Okay, I know it doesn't make much sense, but it's obviously a conscious attempt to ape the Spillane style. West knows most of the words, but he hasn't got the tune. West had a tin ear, and everything in the book shows it. The dialogue is especially ripe. I'll never forget the first time I stumbled on one of West's books, thinking it might be something to take the place of Spillane, who wasn't writing at the time. Even as a callow youth, I knew that I what I was reading wasn't up to the master's level. That it was, in fact, ludicrous.
So John B. West is probably justifiably forgotten.
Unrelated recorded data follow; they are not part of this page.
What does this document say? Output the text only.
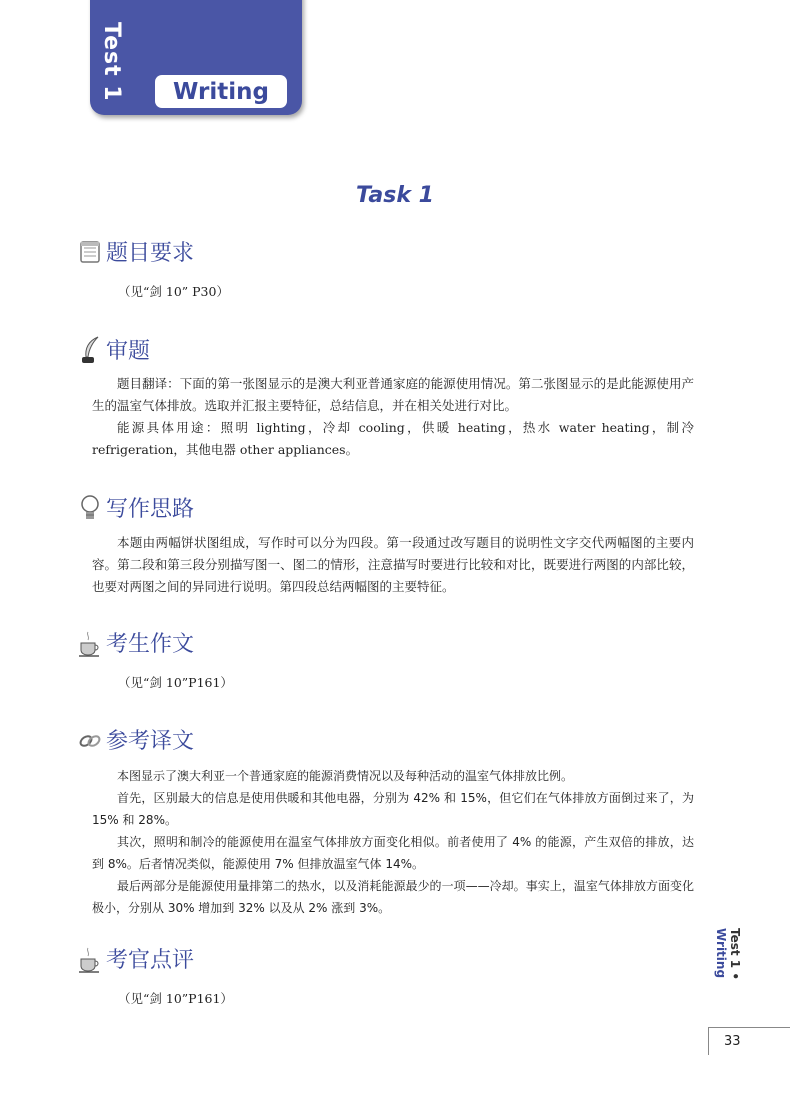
Test 1	Writing
Task 1
题目要求
（见“剑 10” P30）
审题

题目翻译：下面的第一张图显示的是澳大利亚普通家庭的能源使用情况。第二张图显示的是此能源使用产生的温室气体排放。选取并汇报主要特征，总结信息，并在相关处进行对比。

能源具体用途：照明 lighting，冷却 cooling，供暖 heating，热水 water heating，制冷 refrigeration，其他电器 other appliances。

写作思路

本题由两幅饼状图组成，写作时可以分为四段。第一段通过改写题目的说明性文字交代两幅图的主要内容。第二段和第三段分别描写图一、图二的情形，注意描写时要进行比较和对比，既要进行两图的内部比较，也要对两图之间的异同进行说明。第四段总结两幅图的主要特征。

考生作文
（见“剑 10”P161）
参考译文

本图显示了澳大利亚一个普通家庭的能源消费情况以及每种活动的温室气体排放比例。

首先，区别最大的信息是使用供暖和其他电器，分别为 42% 和 15%，但它们在气体排放方面倒过来了，为 15% 和 28%。

其次，照明和制冷的能源使用在温室气体排放方面变化相似。前者使用了 4% 的能源，产生双倍的排放，达到 8%。后者情况类似，能源使用 7% 但排放温室气体 14%。

最后两部分是能源使用量排第二的热水，以及消耗能源最少的一项——冷却。事实上，温室气体排放方面变化极小，分别从 30% 增加到 32% 以及从 2% 涨到 3%。

考官点评
（见“剑 10”P161）
Test 1 • Writing
33
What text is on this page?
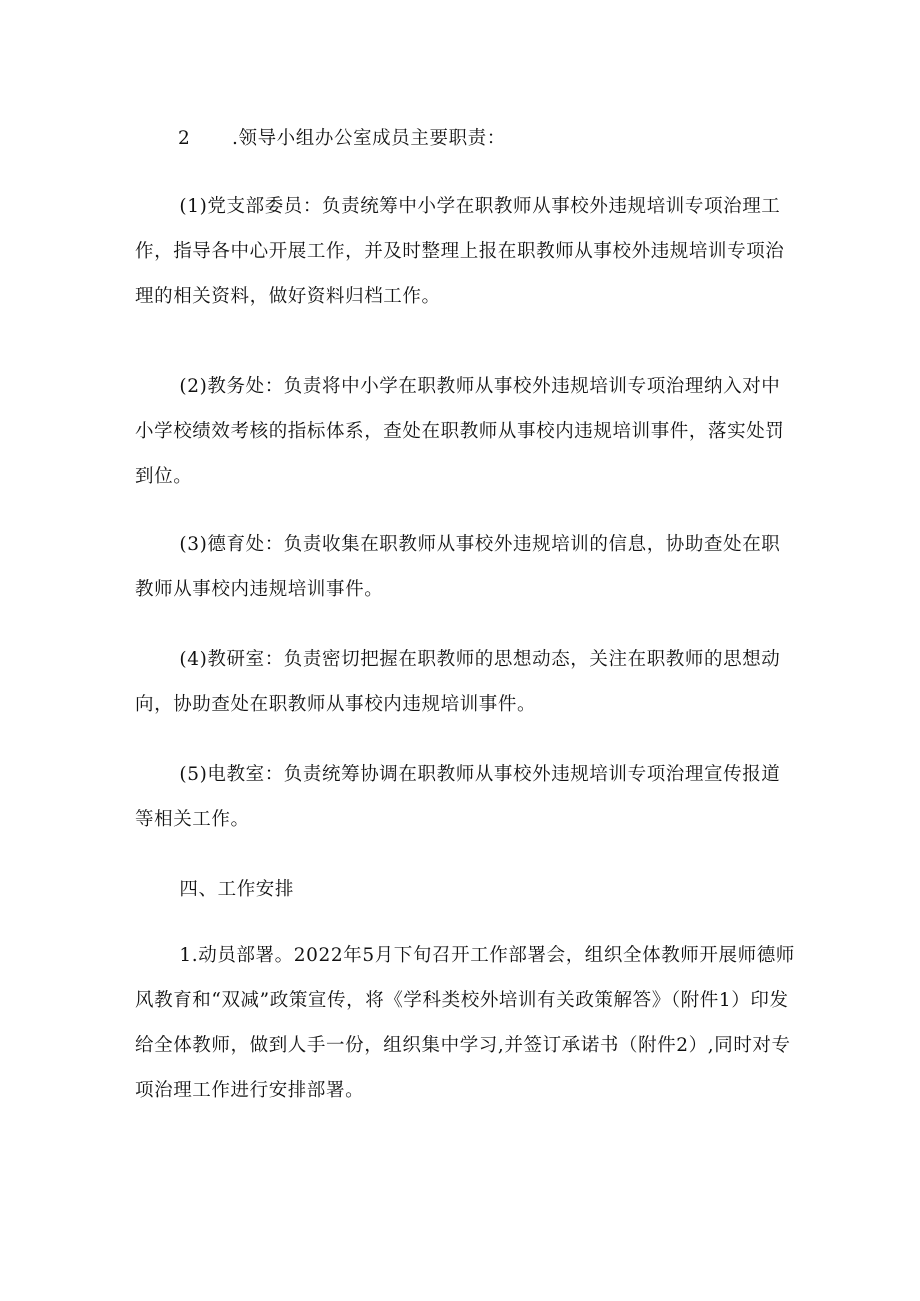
2 .领导小组办公室成员主要职责：

(1)党支部委员：负责统筹中小学在职教师从事校外违规培训专项治理工作，指导各中心开展工作，并及时整理上报在职教师从事校外违规培训专项治理的相关资料，做好资料归档工作。

(2)教务处：负责将中小学在职教师从事校外违规培训专项治理纳入对中小学校绩效考核的指标体系，查处在职教师从事校内违规培训事件，落实处罚到位。

(3)德育处：负责收集在职教师从事校外违规培训的信息，协助查处在职教师从事校内违规培训事件。

(4)教研室：负责密切把握在职教师的思想动态，关注在职教师的思想动向，协助查处在职教师从事校内违规培训事件。

(5)电教室：负责统筹协调在职教师从事校外违规培训专项治理宣传报道等相关工作。

四、工作安排

1.动员部署。2022年5月下旬召开工作部署会，组织全体教师开展师德师风教育和“双减”政策宣传，将《学科类校外培训有关政策解答》（附件1）印发给全体教师，做到人手一份，组织集中学习,并签订承诺书（附件2）,同时对专项治理工作进行安排部署。
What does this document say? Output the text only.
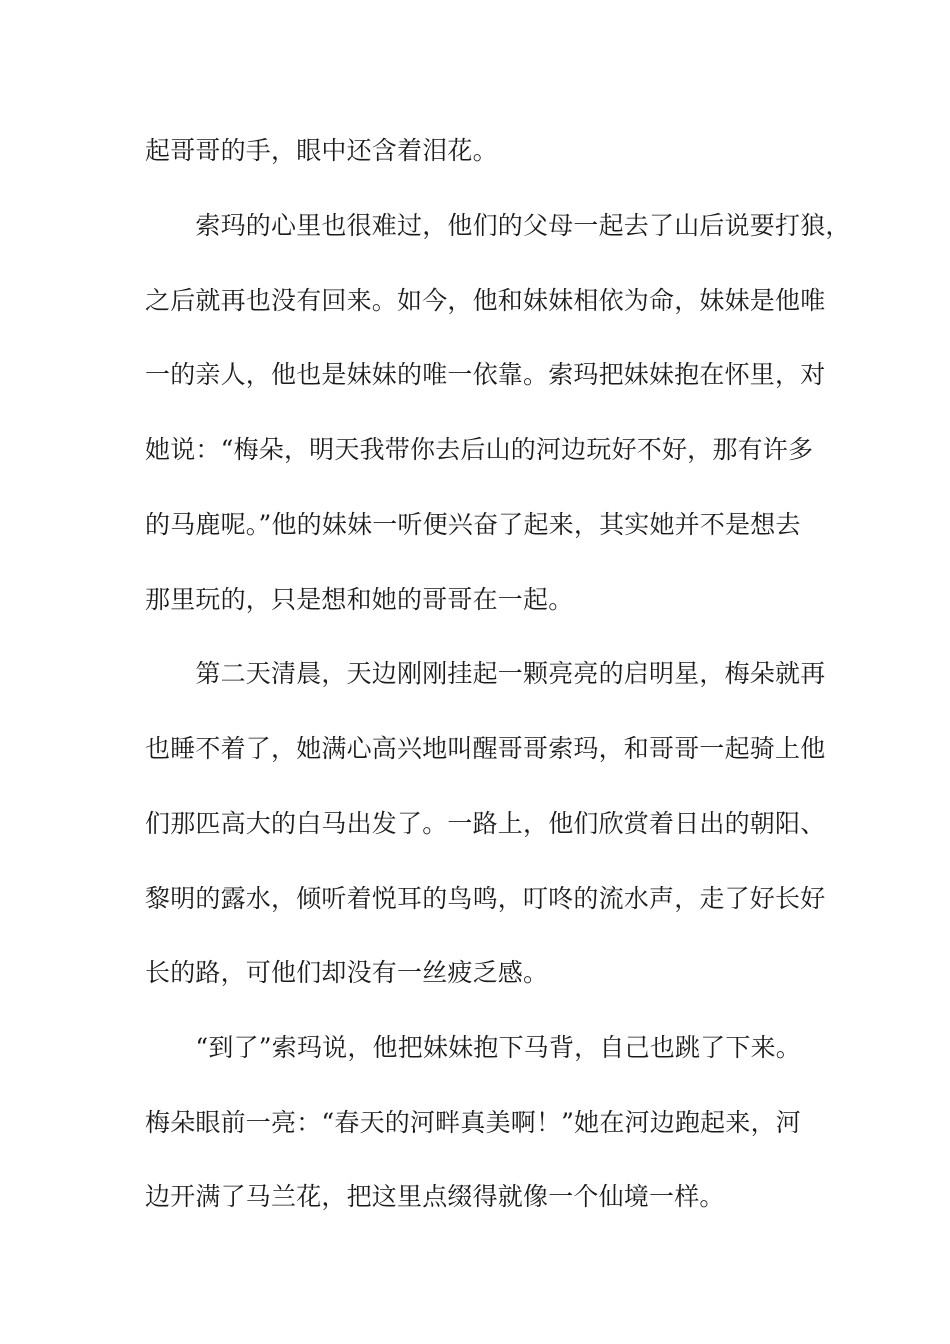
起哥哥的手，眼中还含着泪花。
　　索玛的心里也很难过，他们的父母一起去了山后说要打狼，
之后就再也没有回来。如今，他和妹妹相依为命，妹妹是他唯
一的亲人，他也是妹妹的唯一依靠。索玛把妹妹抱在怀里，对
她说：“梅朵，明天我带你去后山的河边玩好不好，那有许多
的马鹿呢。”他的妹妹一听便兴奋了起来，其实她并不是想去
那里玩的，只是想和她的哥哥在一起。
　　第二天清晨，天边刚刚挂起一颗亮亮的启明星，梅朵就再
也睡不着了，她满心高兴地叫醒哥哥索玛，和哥哥一起骑上他
们那匹高大的白马出发了。一路上，他们欣赏着日出的朝阳、
黎明的露水，倾听着悦耳的鸟鸣，叮咚的流水声，走了好长好
长的路，可他们却没有一丝疲乏感。
　　“到了”索玛说，他把妹妹抱下马背，自己也跳了下来。
梅朵眼前一亮：“春天的河畔真美啊！”她在河边跑起来，河
边开满了马兰花，把这里点缀得就像一个仙境一样。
The thing is, though, that if you're in the right mood, reading one of his books can be kind of fun. They're so bad that they have a fascination of their own. If you were fifteen or so and wrote Mickey Spillane fan fiction, this is the kind of book you'd write. Take a look at one sometime when you need a grin.
5 comments:
Dr. West, meet Mr. Avallone.
That excerpt sounds like the opening paragraph of MY GUN IS QUICK, as it might be imperfectly recalled and quoted by an inebriated fan in a bar at 2:30 in the morning.
I loved these books when I was 13, because West was the most shameless Spillane imitator of all; but even then I knew they were lousy. Didn't stop me from scarfing them down like double-cheeseburgers.
You gotta love Rocky Steele
I enjoyed all 6 Rocky Steele books--and the covers of the different editions. Like Al Collins, I read them at a tender age.